On Wednesday, 6 January 2016 at 11:39:44 UTC, Voitech wrote:
Hello, i am new to D language and trying to learn it by coding.
I compile my programs on Xubuntu 14.04 with DMD64 D Compiler
v2.069.2.
So i have a struct/union which contains two fields representing
real and string values:
public union Element
{
private real _value;
private string _rawValue;
@property{
real value(){
return _value;
}
void value(real value){
_value=value;
}
}
@property {
ref string rawValue(){
return _rawValue;
}
void rawValue(ref string value){
_rawValue=value;
}
}
public Element opBinary(string op)(Element other){
Element newElement;
real value=mixin("this.value "~op~"other.value");
newElement.value=value;
return newElement;
}
public bool opEquals(Element other){
if(this.rawValue == null && other.rawValue == null){
return this.opEquals(other.rawValue);
}
return this.opEquals(other.value);
}
public bool opEquals(real value){
return this.value==value;
}
public bool opEquals(string rawValue){
return this.rawValue==rawValue;
}
unittest{
Element e1 = {4},e2 ={5};
writeln("e1 is at address: ",&e1);
writeln("e2 is at address: ",&e2);
writeln("e1.value is at address: ",&e1._value);
writeln("e2.value is at address: ",&e2._value);
assert(e1+e2==9);
}
unittest{
Element s1={_rawValue:"+"},s2,s3,s4;
writeln("s1 is at address: ",&s1);
writeln("s2 is at address: ",&s2);
writeln("s3 is at address: ",&s3);
writeln("s1.value is at address: ",&s1._value);
writeln("s2.value is at address: ",&s2._value);
writeln("s3.value is at address: ",&s3._value);
writeln("s4.value is at address: ",&s4._value);
writeln("s1.rawValue ",s1._rawValue);
writeln("s1.value: ",s1._value);
writeln("s2.value: ",s2._value);
writeln("s3.value: ",s3._value);
writeln("s4.value: ",s4._value );
assert(s1!=s2);
}
}
The unit test results are:
e1 is at address: 7FFCEFBA7510
e2 is at address: 7FFCEFBA7520
e1.value is at address: 7FFCEFBA7510
e2.value is at address: 7FFCEFBA7520
s1 is at address: 7FFCEFBA7500
s2 is at address: 7FFCEFBA7510
s3 is at address: 7FFCEFBA7520
s1.value is at address: 7FFCEFBA7500
s2.value is at address: 7FFCEFBA7510
s3.value is at address: 7FFCEFBA7520
s4.value is at address: 7FFCEFBA7530
s1.rawValue +
s1.value: 0.125
s2.value: 4
s3.value: 5
s4.value: 9
Can anyone tell me why s2,s3,s4 have initialized _value field?

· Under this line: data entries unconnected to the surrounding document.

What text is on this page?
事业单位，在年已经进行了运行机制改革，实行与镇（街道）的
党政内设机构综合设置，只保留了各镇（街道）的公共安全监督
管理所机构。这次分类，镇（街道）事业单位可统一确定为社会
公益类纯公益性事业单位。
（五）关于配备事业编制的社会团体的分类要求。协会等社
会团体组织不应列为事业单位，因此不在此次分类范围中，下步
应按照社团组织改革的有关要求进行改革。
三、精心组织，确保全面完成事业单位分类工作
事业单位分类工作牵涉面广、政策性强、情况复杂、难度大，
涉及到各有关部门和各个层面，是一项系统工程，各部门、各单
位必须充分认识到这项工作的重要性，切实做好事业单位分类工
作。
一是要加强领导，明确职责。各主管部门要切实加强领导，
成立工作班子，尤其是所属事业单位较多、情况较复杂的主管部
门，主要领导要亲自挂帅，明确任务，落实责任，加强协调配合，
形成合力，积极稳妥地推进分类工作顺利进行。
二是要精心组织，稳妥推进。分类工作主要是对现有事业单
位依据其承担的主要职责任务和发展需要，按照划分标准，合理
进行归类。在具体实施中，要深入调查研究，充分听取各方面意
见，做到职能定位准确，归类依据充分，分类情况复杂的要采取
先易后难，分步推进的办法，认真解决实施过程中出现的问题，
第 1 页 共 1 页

Shouldn't it be collected by GC when first unit test (with
e1,e2) finishes ? If not how to handle this behavior, to use
union without preinitialized fields.
Probably because you are accessing uninitialised memory. the
values 4,5,9 appear in the first unittest and are left on the
stack. Unions ,unlike structs, do not initialise their fields
because it does not make sense to do so because the memory
aliases. This can be observed by looking at the size of element
(16 bytes) which is less than the size of an array (on 64 bit
systems) , 2*8 bytes plus size of a real (8 or 10 bytes (x86/64)).

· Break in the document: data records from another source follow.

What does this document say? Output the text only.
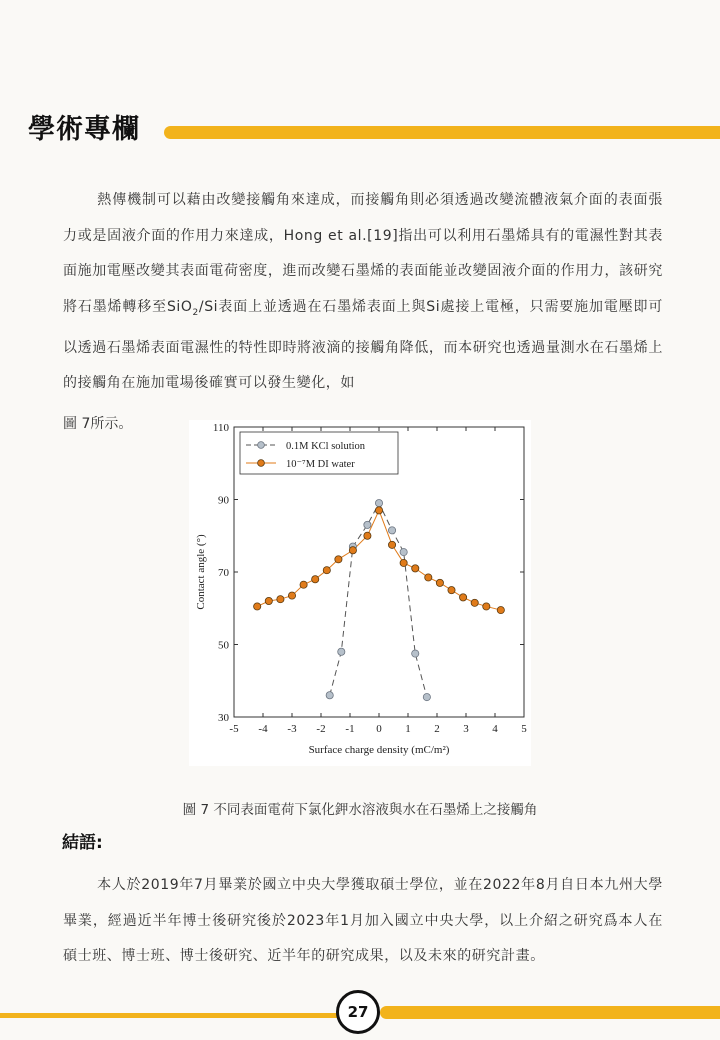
學術專欄

熱傳機制可以藉由改變接觸角來達成，而接觸角則必須透過改變流體液氣介面的表面張力或是固液介面的作用力來達成，Hong et al.[19]指出可以利用石墨烯具有的電濕性對其表面施加電壓改變其表面電荷密度，進而改變石墨烯的表面能並改變固液介面的作用力，該研究將石墨烯轉移至SiO$_2$/Si表面上並透過在石墨烯表面上與Si處接上電極，只需要施加電壓即可以透過石墨烯表面電濕性的特性即時將液滴的接觸角降低，而本研究也透過量測水在石墨烯上的接觸角在施加電場後確實可以發生變化，如

圖 7所示。
-5 -4 -3 -2 -1 0 1 2 3 4 5
30
50
70
90
110
Surface charge density (mC/m²)
Contact angle (°)
0.1M KCl solution
10⁻⁷M DI water
圖 7 不同表面電荷下氯化鉀水溶液與水在石墨烯上之接觸角
結語:

本人於2019年7月畢業於國立中央大學獲取碩士學位，並在2022年8月自日本九州大學畢業，經過近半年博士後研究後於2023年1月加入國立中央大學，以上介紹之研究爲本人在碩士班、博士班、博士後研究、近半年的研究成果，以及未來的研究計畫。

27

other things unrelated to your question. Things are public by
default so the 'public's are redundant. strings are arrays so
(most of the time) don't need ref, as the elements are accessed
through a pointer.
See also Algebraic for cases (most) when you want to know the
type of the value of the union.
Comparisons to null should use 'is' expressions
Having _value and _rawvalue as private and then providing getters
and setters is redundant. the same behaviour can be achieved by
making the public. getters and setters are for either heaving
only a getter or calling a function when a field is changed (e.g.